At the end of the essay, I wrote:
“I don’t want to give you the idea that I’m sad for Sally, or that I pity her in some way. That would demean her and what she stands for. You see, I was wrong about her not having inner strength. She chose her path and never wavered from it. And she has paid a hard price for that. The truth is, she is the type of person who brings forth so much of this world’s fierce, flawed beauty. I know my life would have been much more drab without her. And for that, she doesn’t deserve pity. She deserves gratitude.”
Her real name wasn’t Sally. I changed it because I felt that when you talk about someone who becomes a stripper and drug addict, you should ask them if it’s okay before you use their real name in public. And since I didn’t know how to contact her, I couldn’t ask her.
Now it doesn’t matter. Her real name was Meghan Smith and I recently found out that she died of a drug overdose eight years ago, at the age of 27.
I’m not sure now if I agree with the ending I wrote in that essay. I don’t know if I can still find any gratitude knowing that her choices cost her life. The truth is, now I am sad. I’m sad for her. I’m sad for her family. I’m sad for those of us who loved her and tried to help her and failed for whatever reason.
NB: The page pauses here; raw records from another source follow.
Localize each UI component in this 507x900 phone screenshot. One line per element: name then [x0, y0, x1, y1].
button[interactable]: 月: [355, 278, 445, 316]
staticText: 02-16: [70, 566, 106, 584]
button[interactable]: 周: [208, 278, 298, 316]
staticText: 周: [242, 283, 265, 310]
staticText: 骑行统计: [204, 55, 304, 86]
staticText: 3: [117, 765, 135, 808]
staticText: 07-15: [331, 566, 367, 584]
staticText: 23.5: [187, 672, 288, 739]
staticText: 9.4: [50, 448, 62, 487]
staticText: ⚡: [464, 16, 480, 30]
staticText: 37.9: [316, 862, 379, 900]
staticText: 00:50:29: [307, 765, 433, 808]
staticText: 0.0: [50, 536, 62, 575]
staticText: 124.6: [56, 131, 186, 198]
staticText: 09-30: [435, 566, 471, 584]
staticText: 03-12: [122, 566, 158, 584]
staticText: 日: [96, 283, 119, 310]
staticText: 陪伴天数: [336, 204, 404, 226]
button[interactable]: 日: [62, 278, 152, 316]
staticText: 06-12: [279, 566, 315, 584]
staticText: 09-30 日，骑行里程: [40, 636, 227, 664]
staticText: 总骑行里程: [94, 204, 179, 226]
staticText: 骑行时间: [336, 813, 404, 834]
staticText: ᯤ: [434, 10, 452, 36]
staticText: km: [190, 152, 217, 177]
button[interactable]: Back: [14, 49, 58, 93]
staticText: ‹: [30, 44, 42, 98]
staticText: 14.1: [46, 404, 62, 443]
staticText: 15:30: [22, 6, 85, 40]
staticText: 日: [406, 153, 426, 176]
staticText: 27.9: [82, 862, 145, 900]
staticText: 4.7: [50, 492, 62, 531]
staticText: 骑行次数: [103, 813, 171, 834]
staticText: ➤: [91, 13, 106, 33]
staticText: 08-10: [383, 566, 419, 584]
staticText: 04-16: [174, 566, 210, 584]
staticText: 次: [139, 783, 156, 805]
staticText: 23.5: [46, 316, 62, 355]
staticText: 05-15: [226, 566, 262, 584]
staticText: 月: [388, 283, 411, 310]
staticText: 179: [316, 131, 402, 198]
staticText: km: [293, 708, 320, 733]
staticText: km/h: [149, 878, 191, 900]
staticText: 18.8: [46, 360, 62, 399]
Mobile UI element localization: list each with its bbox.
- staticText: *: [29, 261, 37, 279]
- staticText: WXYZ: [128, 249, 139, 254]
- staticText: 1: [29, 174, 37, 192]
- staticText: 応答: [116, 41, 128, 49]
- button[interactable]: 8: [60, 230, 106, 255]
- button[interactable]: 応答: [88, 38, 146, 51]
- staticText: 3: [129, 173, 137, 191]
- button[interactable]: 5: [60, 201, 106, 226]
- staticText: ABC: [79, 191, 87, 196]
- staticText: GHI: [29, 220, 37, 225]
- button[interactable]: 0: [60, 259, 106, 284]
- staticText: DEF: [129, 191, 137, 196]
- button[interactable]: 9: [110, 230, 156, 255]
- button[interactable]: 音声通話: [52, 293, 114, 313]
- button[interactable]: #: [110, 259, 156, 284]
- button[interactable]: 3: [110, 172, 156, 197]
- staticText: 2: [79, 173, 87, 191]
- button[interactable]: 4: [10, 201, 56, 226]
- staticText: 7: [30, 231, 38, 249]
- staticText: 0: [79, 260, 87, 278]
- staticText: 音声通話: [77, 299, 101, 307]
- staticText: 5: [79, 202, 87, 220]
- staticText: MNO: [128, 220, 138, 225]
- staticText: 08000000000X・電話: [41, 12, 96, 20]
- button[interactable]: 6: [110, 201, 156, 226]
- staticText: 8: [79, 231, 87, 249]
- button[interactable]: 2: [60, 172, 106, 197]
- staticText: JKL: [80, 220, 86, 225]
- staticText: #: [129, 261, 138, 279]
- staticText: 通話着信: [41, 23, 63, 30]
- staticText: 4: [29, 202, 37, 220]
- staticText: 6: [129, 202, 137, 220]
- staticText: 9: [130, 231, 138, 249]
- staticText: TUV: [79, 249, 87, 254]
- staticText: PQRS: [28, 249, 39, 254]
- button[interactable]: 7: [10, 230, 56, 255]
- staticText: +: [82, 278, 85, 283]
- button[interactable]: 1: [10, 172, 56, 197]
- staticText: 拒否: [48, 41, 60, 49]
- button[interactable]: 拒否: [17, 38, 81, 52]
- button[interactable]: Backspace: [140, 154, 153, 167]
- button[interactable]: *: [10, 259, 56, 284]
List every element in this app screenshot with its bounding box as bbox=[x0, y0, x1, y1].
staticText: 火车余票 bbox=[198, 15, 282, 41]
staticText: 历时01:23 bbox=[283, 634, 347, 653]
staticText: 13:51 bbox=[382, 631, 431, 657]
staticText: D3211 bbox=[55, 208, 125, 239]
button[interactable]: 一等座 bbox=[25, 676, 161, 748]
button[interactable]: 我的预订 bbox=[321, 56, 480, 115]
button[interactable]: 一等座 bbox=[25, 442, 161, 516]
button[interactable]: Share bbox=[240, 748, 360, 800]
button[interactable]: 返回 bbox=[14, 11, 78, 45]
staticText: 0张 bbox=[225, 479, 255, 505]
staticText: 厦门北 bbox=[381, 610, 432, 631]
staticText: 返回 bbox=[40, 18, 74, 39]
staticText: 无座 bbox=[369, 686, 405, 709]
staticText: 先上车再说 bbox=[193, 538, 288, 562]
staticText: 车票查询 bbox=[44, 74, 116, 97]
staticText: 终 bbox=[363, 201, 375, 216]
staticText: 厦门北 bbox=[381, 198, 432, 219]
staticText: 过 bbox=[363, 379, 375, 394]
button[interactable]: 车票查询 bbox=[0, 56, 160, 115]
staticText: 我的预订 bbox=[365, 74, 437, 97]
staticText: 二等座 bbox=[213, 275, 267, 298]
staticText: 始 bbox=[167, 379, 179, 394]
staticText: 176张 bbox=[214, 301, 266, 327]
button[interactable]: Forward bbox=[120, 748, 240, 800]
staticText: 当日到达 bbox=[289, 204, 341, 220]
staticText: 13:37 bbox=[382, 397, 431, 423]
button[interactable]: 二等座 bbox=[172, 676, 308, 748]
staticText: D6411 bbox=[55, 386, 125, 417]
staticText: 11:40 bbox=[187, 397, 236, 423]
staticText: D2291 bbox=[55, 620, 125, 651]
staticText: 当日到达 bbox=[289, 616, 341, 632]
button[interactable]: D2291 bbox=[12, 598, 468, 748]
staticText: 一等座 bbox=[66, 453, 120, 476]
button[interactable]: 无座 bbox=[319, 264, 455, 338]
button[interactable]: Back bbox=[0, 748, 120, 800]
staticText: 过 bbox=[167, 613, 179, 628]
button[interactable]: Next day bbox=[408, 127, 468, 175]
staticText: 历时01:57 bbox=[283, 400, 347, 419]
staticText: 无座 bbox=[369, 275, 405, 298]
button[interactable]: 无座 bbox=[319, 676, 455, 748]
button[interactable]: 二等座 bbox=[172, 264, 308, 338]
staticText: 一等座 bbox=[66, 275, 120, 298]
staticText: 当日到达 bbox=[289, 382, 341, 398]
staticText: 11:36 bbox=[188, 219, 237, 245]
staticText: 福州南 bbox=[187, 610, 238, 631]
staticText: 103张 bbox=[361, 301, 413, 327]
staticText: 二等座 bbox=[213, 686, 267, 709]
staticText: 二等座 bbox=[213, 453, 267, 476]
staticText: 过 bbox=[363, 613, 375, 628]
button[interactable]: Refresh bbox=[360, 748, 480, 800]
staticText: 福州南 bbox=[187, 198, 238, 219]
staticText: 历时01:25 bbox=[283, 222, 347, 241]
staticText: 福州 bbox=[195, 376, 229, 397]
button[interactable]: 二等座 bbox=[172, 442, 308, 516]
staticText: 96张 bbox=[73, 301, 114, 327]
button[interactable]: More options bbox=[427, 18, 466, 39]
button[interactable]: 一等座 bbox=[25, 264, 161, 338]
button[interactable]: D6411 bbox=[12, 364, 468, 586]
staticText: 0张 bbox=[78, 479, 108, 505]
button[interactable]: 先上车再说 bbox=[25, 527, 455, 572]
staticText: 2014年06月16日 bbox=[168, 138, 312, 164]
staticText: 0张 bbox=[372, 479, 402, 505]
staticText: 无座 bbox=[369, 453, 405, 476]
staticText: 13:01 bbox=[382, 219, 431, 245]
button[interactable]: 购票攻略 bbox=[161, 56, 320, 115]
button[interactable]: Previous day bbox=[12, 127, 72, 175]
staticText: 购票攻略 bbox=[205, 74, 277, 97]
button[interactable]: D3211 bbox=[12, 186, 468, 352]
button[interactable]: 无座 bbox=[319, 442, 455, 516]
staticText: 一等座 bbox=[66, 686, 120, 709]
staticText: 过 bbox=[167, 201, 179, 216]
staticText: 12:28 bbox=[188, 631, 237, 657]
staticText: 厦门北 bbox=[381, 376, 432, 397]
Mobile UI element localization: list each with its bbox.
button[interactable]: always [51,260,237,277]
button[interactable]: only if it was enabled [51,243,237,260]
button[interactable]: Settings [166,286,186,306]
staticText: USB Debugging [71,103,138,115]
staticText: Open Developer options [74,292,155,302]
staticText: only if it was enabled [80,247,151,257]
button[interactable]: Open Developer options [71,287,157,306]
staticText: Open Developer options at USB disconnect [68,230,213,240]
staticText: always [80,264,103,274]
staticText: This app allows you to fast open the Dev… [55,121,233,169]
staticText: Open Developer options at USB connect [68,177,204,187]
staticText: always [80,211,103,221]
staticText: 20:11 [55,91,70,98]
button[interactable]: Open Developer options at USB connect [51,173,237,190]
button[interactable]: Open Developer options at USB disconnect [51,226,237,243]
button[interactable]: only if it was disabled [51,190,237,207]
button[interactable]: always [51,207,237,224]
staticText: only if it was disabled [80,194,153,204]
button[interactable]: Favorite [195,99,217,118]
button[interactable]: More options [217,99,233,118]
I believe that those we are privileged to love, we never stop loving, no matter what. Every person I have loved fully, deeply, still occupies a small part of my heart and always will. Sometimes it feels more like a burden than a blessing. But here is my hope:
When your heart breaks, it heals. And when it heals, it scars. That scar tissue is perhaps not the most attractive thing. But it makes your heart a little bigger each time. And some day, my friends, some day our hearts will be gigantic.